What a marvel regional speech is, for those who can get into it. People in Greeneville assured me that there are still plenty of folks farther up in the hills, and even there in town, who speak Smoky English. But Southern talk doesn’t have to be as rich as all that to be interesting. In the Sav-a-Lot supermarket one afternoon, I was involved in a four-part conversation, of maybe three seconds’ duration, that illustrated the meanings of “y’all” and “all y’all.”

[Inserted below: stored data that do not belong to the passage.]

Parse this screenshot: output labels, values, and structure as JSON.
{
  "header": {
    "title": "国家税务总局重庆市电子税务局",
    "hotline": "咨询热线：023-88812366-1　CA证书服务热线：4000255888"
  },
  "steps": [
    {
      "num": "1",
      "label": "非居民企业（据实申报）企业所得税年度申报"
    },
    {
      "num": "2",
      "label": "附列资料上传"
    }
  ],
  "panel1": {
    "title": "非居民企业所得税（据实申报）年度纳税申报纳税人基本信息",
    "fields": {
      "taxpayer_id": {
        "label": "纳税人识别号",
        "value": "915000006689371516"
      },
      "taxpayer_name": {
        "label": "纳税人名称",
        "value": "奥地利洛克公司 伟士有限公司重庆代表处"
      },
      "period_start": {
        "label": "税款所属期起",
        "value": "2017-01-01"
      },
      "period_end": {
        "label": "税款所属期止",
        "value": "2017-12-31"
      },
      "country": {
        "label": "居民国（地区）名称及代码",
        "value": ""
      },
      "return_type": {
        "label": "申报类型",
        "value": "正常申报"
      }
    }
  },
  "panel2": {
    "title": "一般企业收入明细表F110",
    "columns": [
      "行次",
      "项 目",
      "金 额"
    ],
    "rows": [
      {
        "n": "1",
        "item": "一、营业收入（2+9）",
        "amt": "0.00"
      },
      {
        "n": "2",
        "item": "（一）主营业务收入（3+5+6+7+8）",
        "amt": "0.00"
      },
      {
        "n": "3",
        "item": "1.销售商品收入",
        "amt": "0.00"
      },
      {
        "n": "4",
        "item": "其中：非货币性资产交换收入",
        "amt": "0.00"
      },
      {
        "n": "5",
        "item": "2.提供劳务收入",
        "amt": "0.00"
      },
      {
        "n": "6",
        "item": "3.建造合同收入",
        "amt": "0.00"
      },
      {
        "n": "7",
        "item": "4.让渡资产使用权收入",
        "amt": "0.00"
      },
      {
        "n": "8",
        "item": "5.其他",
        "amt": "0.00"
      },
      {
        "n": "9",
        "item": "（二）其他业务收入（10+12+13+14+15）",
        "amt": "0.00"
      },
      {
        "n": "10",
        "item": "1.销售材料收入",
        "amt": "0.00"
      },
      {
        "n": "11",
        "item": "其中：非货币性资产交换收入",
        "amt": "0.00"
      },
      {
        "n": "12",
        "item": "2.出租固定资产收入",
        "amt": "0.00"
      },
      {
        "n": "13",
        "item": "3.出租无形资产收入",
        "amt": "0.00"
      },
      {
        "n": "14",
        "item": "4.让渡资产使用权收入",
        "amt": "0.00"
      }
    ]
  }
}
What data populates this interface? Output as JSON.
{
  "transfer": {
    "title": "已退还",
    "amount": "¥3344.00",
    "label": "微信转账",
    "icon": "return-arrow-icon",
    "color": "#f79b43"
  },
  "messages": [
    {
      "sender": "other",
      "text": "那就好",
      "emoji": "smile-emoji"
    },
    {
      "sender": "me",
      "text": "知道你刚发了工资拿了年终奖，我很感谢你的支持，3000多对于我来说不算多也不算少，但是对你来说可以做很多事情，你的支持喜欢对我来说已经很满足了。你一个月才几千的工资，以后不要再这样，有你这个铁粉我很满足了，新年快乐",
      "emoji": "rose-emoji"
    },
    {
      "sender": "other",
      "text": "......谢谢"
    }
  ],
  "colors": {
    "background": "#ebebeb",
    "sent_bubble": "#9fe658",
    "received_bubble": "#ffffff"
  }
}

I was waiting to pay for pimento cheese (something you can’t get in the North) and soda crackers. In line ahead of me a man was just reaching the register with what looked like a week’s groceries for a big family. Behind me were two people holding as few items as I was: a young woman with a ring in her navel and a man wearing a housepaint-spattered T-shirt that said “The Savior: Stronger Than Nails.”
An employee showed up to open a second line. To the three of us holding few items, he said, “Couple y’all come over here.”
Partly out of politeness as to who would go first, and partly by way of time-and-motion assessment, we exchanged entirely sufficient glances and vocables without wasting a single syllable. “Fact ... ,” I said.
“Time he’s ... ,” said the T-shirt man.
“N’ more’n we’ve ... ,” said the pierced woman.
We were all three moving already as the new register man said, “Yeah, all y’all.”